Additionally, the impact on the overall economy cannot be missed. The boots on the ground needed to continue this work means more business and employment opportunities for those who set up agency banking businesses in their communities. I am also an aggressive advocate for credit and more people being able to access credit to take care of their needs and do business, strengthens our economy and puts us on a path to prosperity.

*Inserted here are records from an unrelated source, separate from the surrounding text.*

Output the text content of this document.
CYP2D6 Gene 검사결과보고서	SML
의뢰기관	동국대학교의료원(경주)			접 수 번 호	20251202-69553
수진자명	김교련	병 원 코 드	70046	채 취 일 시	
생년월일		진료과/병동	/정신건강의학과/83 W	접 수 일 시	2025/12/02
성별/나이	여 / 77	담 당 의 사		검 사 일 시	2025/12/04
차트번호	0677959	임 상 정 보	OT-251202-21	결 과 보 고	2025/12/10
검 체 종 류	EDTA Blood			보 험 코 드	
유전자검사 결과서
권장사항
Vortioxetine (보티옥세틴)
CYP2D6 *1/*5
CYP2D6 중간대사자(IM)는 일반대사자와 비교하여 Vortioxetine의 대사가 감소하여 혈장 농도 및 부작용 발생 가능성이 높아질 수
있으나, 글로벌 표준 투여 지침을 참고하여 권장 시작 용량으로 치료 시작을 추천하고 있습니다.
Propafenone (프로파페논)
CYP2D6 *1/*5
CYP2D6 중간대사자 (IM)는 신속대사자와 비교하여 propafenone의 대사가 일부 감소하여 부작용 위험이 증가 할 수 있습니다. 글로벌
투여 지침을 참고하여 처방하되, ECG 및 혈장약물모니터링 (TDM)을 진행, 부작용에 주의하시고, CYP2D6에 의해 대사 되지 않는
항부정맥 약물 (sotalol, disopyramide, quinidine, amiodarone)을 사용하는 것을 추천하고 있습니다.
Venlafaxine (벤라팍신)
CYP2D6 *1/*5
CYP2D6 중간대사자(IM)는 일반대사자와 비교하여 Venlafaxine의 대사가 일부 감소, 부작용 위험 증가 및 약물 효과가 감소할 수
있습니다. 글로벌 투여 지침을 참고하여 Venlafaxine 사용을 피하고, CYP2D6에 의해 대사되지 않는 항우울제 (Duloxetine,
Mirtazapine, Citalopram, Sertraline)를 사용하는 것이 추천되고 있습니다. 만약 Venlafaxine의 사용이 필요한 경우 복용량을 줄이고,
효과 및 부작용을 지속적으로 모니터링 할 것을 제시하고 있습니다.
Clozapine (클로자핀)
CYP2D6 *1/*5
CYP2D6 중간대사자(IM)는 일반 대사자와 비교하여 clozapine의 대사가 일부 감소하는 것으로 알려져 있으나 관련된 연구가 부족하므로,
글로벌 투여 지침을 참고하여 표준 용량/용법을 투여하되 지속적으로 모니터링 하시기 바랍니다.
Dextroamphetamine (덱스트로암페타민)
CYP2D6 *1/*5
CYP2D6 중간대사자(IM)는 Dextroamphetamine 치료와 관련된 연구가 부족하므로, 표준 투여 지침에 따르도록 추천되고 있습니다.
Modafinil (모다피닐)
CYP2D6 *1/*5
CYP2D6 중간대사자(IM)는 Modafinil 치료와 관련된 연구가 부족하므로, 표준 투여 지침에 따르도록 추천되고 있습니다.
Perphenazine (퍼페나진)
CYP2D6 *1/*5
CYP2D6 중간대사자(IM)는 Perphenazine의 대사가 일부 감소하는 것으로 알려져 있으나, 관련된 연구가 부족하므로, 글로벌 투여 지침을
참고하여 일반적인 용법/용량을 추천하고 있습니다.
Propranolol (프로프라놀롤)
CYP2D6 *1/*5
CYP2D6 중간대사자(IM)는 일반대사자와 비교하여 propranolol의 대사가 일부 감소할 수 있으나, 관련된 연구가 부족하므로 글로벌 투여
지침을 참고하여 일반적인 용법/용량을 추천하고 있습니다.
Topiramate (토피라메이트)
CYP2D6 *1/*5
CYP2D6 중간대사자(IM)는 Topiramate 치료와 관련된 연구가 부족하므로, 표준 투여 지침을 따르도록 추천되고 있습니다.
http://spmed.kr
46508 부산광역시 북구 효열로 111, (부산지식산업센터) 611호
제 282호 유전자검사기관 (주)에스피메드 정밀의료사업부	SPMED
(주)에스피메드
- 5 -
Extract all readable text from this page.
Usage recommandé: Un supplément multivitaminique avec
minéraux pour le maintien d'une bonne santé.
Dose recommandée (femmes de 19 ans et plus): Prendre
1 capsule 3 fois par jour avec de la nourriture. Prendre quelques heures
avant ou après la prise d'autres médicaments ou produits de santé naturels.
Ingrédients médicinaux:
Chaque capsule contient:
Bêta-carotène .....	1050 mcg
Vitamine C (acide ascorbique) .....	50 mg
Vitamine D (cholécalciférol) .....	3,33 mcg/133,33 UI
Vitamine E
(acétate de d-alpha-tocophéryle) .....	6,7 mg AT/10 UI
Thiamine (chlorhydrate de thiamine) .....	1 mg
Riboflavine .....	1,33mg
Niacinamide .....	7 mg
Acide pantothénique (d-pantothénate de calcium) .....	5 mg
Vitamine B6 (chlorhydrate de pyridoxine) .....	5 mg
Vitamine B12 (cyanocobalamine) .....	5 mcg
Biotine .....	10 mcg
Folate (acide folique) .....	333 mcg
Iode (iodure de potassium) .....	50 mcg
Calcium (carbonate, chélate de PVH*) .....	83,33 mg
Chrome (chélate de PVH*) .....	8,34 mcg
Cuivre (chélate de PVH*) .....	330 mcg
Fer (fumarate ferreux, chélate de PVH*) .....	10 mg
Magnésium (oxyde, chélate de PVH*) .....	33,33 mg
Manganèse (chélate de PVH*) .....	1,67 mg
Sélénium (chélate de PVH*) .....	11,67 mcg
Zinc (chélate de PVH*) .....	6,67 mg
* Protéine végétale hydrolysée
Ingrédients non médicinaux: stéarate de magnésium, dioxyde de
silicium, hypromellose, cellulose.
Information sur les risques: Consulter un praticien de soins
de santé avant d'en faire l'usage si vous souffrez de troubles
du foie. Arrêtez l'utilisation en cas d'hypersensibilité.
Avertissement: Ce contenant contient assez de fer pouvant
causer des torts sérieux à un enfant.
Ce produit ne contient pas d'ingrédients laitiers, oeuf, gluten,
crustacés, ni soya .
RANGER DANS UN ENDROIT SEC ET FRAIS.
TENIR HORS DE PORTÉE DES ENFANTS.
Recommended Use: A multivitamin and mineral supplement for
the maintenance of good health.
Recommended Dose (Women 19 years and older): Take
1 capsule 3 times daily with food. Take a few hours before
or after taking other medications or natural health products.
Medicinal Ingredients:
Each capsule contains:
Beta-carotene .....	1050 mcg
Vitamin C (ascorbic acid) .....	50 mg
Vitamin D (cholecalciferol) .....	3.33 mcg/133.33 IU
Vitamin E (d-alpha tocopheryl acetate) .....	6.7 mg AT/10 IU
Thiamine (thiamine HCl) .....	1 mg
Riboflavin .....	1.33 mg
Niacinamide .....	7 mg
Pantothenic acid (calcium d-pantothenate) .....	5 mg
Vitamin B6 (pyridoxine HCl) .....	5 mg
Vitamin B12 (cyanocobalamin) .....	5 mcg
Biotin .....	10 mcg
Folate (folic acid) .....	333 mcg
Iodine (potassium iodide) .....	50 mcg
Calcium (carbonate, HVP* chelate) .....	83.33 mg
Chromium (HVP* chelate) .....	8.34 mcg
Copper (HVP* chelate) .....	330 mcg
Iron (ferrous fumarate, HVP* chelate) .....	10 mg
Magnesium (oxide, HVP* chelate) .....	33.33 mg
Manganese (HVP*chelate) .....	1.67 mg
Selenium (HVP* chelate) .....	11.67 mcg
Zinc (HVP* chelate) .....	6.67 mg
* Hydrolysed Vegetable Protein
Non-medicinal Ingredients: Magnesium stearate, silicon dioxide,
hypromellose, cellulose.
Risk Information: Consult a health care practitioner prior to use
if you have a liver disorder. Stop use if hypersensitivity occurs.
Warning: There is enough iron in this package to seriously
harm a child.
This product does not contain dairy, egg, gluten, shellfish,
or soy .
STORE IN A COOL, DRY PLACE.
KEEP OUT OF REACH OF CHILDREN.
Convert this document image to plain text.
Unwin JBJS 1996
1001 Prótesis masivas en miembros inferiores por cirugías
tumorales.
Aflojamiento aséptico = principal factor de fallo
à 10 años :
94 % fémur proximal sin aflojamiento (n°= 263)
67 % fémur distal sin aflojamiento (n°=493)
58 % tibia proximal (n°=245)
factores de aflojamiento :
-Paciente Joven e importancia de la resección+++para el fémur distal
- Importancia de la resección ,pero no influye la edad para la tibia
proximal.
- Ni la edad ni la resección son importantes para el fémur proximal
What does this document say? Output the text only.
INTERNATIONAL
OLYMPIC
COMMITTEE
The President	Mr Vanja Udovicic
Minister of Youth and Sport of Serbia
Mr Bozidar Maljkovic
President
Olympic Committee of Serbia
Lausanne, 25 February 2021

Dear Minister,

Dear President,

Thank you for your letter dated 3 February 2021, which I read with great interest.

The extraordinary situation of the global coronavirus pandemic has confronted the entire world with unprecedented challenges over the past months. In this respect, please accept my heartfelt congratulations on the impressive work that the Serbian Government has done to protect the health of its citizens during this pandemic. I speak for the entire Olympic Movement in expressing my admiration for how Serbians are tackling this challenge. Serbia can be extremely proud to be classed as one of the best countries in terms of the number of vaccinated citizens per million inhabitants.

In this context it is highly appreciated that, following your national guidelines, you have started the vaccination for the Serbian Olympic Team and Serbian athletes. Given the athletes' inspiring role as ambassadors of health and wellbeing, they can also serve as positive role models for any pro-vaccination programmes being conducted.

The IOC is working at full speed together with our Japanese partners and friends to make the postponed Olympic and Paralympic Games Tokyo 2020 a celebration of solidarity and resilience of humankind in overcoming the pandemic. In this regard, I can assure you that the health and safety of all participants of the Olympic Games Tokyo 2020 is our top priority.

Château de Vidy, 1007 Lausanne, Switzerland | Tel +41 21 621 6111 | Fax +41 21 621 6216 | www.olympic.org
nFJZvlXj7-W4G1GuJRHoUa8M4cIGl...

Unfortunately, a lot of bad things happen on Agent networks
While agency banking is a great tool for driving financial inclusion in Nigeria, this strategy is not without its fair share of human tragedies. Naturally, the use of third-parties to facilitate financial transactions exposes the institutions and end users to certain risks. Agents are typically non-bank employees with little to no experience within the formal financial systems and just enough training to operate the tools they need to deliver basic financial services. So, the expected standards of confidentiality and responsible and ethical handling of customers’ financial data are constantly threatened. Some of the consequences of this we have seen include the agent network being used as the last mile for fraud and theft, including BVN fraud.
We also cannot leave out that the major driving force for agency banking is having boots on the ground, and like all other human beings, agents can be ruthless. This was confirmed on a large scale during the Naira cash shortage earlier in 2023. Agents took advantage of this crisis to shaft Nigerians by charging exorbitant withdrawal fees that went as high as over 30%. This was the worst of it, but such exploitation still happens daily with agents who discriminate charges based on location or customer profile; charging arbitrary and unpredictable fees for transactions.
However, with constant education, engagements and monitoring, which make up a significant part of the work SANEF is doing, we can expect the relevant culture and ethics from the formal financial sector to gradually become a part of how agents conduct their businesses within the ecosystem.
The future of agency banking with SANEF
The journey ahead will be characterised by continued growth, however, it may slow down as the adoption of agency banking becomes more widespread and the ecosystem reaches maturity. The ecosystem can also expect bad actors to be weeded out.
Unfortunately, this maturity means that marginal players may lose out as the market becomes more saturated. The agent networks started by catering to basic banking services, but we have seen them evolve to extend more financial services like credit, merchant payments and other use cases when combined with mobile wallets. As the ecosystem matures, the market will be met with an increase in competition and customer appetite for more advanced financial services, which smaller players may struggle to keep up with, without substantial investment in technology and service expansion. As a result, they risk losing relevance or being phased out entirely as more established providers like the Moniepoints and Opays of this world, dominate the space.
A few years from now, the success of agency banking for business banking will be more pronounced. Although, as a result of the ecosystem’s leaning towards digital payments, agency banking providers might eventually cut out the middlemen (agents) and serve the customers and businesses initially welcomed into the ecosystem through the agent networks, directly. Fully digitized platforms for business transactions like digital storefronts and web checkouts that providers like Paystack and Flutterwave seem to have locked down, will be prominent in the future.
SANEF has done commendable work using agency networks as a tool to increase financial inclusion in Nigeria and the populace has shown great acceptance of this model to meet their financial needs.
However, we still have a long way to go, especially with penetrating the Northeastern region of Nigeria. But who shall bell that cat?